重要人物がM&Aに対して理解があれば、他の社員をうまくまとめ上げてくれるでしょう。また、財務経理の責任者に伝える必要があるのは、買い手によるデューデリジェンスが実施される可能性があるためです。また、企業価値を算定する際にも、財務経理の協力が欠かせません。
クロージング後に他の社員に話す
他の社員にM&Aについて話すタイミングは、クロージングの後です。最終契約の締結によってM&Aの実行が確定し、クロージングしてから話す場合、退職者が増える事態を防げます。

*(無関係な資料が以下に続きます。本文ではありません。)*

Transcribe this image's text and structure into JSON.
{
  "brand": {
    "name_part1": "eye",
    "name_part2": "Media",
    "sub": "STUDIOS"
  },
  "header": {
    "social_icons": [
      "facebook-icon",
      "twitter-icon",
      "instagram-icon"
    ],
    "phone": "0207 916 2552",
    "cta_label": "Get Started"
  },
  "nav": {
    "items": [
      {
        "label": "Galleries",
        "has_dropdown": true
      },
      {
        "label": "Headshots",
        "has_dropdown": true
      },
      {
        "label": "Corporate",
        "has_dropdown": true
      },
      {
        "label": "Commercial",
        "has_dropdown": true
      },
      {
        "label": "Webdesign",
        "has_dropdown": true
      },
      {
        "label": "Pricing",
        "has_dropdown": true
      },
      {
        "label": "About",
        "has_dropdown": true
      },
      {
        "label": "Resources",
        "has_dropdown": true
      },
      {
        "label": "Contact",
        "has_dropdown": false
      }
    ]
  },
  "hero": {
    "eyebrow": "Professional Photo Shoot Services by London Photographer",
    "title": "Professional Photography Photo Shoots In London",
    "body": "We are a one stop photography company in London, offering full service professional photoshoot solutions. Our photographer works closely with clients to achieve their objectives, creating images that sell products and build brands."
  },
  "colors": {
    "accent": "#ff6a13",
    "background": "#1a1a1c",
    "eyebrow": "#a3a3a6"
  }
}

M&Aが確定してから知らされる場合は不満を感じる社員もいますが、企業にとっては、いかに業務への支障を抑え、退職者が増える事態を防ぐかが重要です。
■M&A後の社員の扱い
M&A後の社員の扱いは、契約内容によって異なります。M&Aの実行について伝える際に、社員の扱いも同時に伝えましょう。M&A後の社員の扱いについては、次のようなパターンがあります。
待遇や勤務先に変更なし
待遇や勤務先に変更なく、経営者だけが変わるパターンです。ただし、しばらくすれば方針が変わり、待遇が悪くなったり異動を命じられたりする可能性があります。これまで通りの条件で雇用を維持したい場合は、M&Aの条件に加えておきましょう。
待遇に変化があるが勤務先に変更なし
待遇が悪くなったり良くなったりするものの、他の支社への異動などは行われないパターンです。M&Aでは、従業員の待遇改善を目的とするケースがあります。その場合は、M&A後に待遇が良くなるでしょう。
待遇は変わらないが勤務先が変わる
待遇は変わらないが、他の支社や本社への異動を命じられるパターンです。適切な人員配置は、事業を成功させるために欠かせません。M&Aで経営者が変われば経営方針や人材配置の考え方も変わるため、支社や本社への異動を命じられる可能性は十分にあります。
条件を満たしている場合に限り整理解雇される
M&Aのときに社員が不安に感じるのが整理解雇です。整理解雇は、いわゆるリストラのことで、次の条件を満たした場合にのみ実行できます。
- ・人員整理の必要性
- ・解雇回避の努力
- ・対象者選定の合理性
- ・手続の妥当性
これらの条件を満たしていない場合は、M&Aを機会にリストラされる心配はありません。もし、リストラした場合は不当解雇にあたります。
■M&Aについて社員に話すときのポイント
M&Aについて社員に話すときは、次のポイントを押さえましょう。
全員に速やかに伝える
M&Aを社員に伝えるときは、一度に全社員に伝えることが大切です。タイムラグがあると、他の社員が間違った情報を伝えてしまい、不安にさせる恐れがあります。朝礼や会議などで一度に伝えれば、情報の伝達や情報の質に差が生じません。
重要な経営方針の発表とだけ伝える
社員を一堂に会する場を設けるときは、M&Aについて話すことは当日まで伏せましょう。重要な経営方針の発表とだけ伝えておくことが大切です。M&Aについて話すことを伝えると、当日まで社員を不安にさせてしまいます。
可能な限り質問に答える
M&Aを実行する旨を伝えた後は、社員からさまざまな質問が飛び交うでしょう。できる限り質問に答えて、不安を解消させることが大切です。場が混乱しないように、後日に個別での回答も検討してください。
■まとめ
M&Aについて話すタイミングは、社員や役員の立場や重要度によって変えることが大切です。適切なタイミングで正しく伝えると、社員を不安にさせたり業務に影響を及ぼしたりする事態を防げます。M&Aの際には、社員に話すタイミングと伝え方のポイントを押さえておきましょう。